В 2012 году сотрудники Лаборатории Google X тестировали одну из систем глубокого машинного обучения [8]. Они использовали 16 000 процессоров, что, правда, очень мало по сравнению с той мощностью, которую дает человеческий мозг. Для исследования случайным образом были отобраны 10 млн скриншотов (thumbnails) из YouTube, и задачей машины было научиться понимать, что представлено на этих кадрах, без учителя (так называемое unsupervised learning). Машине не давали никаких примеров, нейросеть как некий мыслящий организм должна была самостоятельно выделить основные паттерны, которые были представлены в этих самых 10 миллионах скриншотов.

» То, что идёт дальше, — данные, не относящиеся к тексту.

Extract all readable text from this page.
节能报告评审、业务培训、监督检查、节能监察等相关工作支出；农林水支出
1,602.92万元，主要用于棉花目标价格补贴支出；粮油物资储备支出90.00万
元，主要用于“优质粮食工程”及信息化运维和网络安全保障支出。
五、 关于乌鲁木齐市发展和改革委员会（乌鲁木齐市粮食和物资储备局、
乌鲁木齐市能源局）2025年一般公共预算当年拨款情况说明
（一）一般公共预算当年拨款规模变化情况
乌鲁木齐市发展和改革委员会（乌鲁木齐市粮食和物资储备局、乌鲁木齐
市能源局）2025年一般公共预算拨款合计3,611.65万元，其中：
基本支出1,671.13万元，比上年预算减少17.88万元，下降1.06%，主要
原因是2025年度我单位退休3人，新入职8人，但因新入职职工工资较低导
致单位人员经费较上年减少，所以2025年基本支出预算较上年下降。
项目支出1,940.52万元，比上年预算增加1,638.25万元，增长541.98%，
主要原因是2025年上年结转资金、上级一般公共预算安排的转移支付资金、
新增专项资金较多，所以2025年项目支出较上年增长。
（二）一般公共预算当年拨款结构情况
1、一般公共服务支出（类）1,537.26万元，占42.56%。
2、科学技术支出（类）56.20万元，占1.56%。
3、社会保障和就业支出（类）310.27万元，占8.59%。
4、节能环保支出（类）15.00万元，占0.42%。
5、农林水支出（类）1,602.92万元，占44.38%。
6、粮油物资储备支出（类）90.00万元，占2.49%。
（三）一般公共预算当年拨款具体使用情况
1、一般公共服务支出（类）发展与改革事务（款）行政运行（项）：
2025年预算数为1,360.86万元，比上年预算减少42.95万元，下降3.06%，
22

На выходе, после трехдневной работы 16 000 процессоров, первым из выявленных паттернов был паттерн человеческого лица, а вторым паттерном был кот. Как пишет один из участников проекта, «мы не говорили ей, чему учиться, мы не говорили: «это кошка». Можно сказать, что эта нейросеть самостоятельно изобрела концепт кошки» [9].

Почему так получилось, не очень понятно. Возможно, всё объясняется огромным количеством видео с котами на YouTube. Но если мы придаем машинному обучению как форме нечеловеческого существования самостоятельное значение, мы должны констатировать очень любопытную ситуацию. Ситуацию, когда одна форма нечеловеческого существования узнает, распознает и признает другую. И здесь мы сталкиваемся со своего рода диалектикой признания. В мире нечеловеческого один актор каким-то образом распознал, узнал другого актора. Наверное, тут мы не можем говорить, что эти алгоритмы приобрели некую форму самосознания и осознали этих самых котиков. Мы можем даже обойтись без термина «сознание». Речь идет о некоем распознавании и признании.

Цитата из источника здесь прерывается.